Film Portrays Gruesome Realities of Human Trafficking

By Jane Morse
USINFO Staff Writer

Vienna, Austria -Beatings, bruises, degradation, terror, sickness and death - these things are everyday reality for victims of human trafficking.  And all of it has been poignantly portrayed in Human Trafficking, a film starring Academy Award winner Mira Sorvino and Emmy winner Donald Sutherland.

Produced in 2005 and directed by Christian Duguay, this film was shown at a special event hosted in Vienna, Austria, by the U.S. Department of State, the U.N. Office on Drugs and Crime, the Organization for Security and Co-operation in Europe (OSCE) and Austria’s Federal Ministry for European and International Affairs.
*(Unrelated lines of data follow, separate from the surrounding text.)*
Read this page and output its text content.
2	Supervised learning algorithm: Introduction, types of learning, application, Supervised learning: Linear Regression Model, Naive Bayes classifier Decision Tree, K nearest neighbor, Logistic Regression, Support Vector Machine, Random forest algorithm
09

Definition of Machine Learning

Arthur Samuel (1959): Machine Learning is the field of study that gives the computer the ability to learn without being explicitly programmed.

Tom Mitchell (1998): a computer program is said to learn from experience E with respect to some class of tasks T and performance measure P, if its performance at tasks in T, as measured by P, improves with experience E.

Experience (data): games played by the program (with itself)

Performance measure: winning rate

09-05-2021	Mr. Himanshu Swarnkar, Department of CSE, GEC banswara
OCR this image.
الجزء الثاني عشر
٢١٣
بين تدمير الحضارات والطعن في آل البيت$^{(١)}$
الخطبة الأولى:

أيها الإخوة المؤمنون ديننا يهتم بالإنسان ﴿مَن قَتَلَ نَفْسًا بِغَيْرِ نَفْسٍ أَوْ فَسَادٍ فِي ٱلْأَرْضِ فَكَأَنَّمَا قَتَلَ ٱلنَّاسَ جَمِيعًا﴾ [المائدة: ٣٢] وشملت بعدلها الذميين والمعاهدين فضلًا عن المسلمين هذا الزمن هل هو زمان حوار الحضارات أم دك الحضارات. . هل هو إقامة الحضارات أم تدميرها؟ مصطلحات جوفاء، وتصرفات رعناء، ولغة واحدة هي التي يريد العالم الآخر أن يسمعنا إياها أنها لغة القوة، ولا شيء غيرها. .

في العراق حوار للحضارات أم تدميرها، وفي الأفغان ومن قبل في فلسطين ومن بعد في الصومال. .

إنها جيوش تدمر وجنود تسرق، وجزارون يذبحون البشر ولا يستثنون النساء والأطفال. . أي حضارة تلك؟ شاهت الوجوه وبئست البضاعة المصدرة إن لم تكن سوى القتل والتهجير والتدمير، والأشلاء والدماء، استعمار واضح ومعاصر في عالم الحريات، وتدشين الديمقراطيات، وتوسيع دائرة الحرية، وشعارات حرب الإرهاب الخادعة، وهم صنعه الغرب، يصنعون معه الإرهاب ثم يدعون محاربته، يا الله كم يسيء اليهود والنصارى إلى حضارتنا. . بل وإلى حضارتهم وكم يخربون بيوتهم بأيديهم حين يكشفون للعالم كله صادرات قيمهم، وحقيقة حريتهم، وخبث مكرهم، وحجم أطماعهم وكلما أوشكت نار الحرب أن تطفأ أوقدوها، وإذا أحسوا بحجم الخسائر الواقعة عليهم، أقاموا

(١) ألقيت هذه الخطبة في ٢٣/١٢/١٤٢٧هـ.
The reception and screening on April 24 was part of an effort to raise international awareness about the crime of human trafficking - one event among many surrounding the 16th Session of the United Nations Commission on Crime Prevention and Criminal Justice. The weeklong session brought together hundreds of diplomats, judges, lawyers, police officers, criminal justice policy makers and nongovernmental organizations (NGOs) from around the world.

In her remarks before the film showing at Vienna’s Cineplexx movie theatre, U.S. Ambassador to Austria Susan McCaw emphasized that human trafficking is a form of modern-day slavery.  Human trafficking, she said, is “a global menace,” and its profits “feed organized crime and perhaps even terrorist organizations.”

Originally shown on Lifetime TV in the United States as a miniseries, the film has Sutherland and Sorvino portraying government agents who crack an international human smuggling ring.  The story follows several young women who have been tricked into prostitution.

DVDs with subtitles in some nine different languages are available free to interested audiences.  However, the producers and owners of this production require that a U.S. State Department official help organize screenings.